Still, noted Weisberg, there are standards: “Every episode is submitted to the people at the network who tell us what we can do. You literally can say shit but not f---.”

Cherry quickly drew a laugh when he injected: “You can’t say 'f---' here, too.”

Johnson said while there are different standards, you learn the rules and learn to live with them. “The rules are a little bit more lax,” said Johnson, “but there are certain things we still can’t do. There are different versions of each episode that may be better than what we can air.”

Cherry said he has not been given a “correction” yet because he is “pretty aware of what I can do.”

“You can show touch more cleavage than you might on a (broadcast) network,” said Cherry, “but (there are still limits to what is) acceptable for cable.”
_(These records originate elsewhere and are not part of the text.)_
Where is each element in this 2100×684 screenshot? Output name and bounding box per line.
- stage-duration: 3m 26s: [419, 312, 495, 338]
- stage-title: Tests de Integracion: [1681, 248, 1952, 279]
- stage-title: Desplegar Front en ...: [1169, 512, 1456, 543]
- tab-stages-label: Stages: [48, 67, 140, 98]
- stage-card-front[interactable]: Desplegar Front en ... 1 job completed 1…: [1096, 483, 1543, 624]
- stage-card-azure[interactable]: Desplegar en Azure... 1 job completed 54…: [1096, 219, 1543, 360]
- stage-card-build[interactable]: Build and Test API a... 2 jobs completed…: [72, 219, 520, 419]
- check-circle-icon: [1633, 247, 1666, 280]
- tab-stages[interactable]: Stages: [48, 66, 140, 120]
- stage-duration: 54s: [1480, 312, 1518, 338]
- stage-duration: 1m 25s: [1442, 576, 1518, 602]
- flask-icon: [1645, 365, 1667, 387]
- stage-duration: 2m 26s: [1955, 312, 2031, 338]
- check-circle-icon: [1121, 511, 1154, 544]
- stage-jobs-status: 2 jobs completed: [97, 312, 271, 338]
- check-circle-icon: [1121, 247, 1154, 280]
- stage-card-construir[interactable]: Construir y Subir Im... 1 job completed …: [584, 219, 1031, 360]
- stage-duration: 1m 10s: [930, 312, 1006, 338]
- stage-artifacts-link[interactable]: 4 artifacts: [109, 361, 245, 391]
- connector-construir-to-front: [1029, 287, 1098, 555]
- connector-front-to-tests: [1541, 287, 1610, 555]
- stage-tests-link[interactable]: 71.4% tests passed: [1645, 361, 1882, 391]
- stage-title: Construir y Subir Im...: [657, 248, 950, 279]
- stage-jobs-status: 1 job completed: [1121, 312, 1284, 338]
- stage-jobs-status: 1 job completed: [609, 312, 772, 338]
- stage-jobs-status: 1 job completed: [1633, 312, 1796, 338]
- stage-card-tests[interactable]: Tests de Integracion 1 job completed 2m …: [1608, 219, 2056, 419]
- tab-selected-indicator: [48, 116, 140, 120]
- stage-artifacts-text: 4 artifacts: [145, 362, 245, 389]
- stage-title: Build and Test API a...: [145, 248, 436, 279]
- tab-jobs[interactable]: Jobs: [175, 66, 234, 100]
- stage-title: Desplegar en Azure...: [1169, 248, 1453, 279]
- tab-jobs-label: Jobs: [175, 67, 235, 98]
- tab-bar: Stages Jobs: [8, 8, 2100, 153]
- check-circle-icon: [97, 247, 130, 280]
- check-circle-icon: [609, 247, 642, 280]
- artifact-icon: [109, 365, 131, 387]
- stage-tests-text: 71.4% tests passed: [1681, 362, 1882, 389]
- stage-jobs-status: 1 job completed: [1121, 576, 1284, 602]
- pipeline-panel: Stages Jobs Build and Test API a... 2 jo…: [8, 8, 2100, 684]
“Thematically, we’ve been given total liberty,” said Johnson. “It really comes down to language, nudity and, to some extent, violence.”

Cherry, who famously was alleged to have hit actress Nicollette Sheridan the set of Desperate Housewives, drew a big laugh when he added: “The only violence on Desperate Housewives was really behind the scenes.”

While standards might be looser for their shows, the showrunners agreed that applies to all of the growing list of original programs on cable TV, so that isn’t enough any more.

“The truth is there will always be shows that maybe try to spice it up with language, violence and nudity,” said Cherry. “At the end of the day it is what the writers have to say that matters.”

“Nudity and swearing and violence are great,” added Cherry, “but now they are so ubiquitous. I think ideas are king.”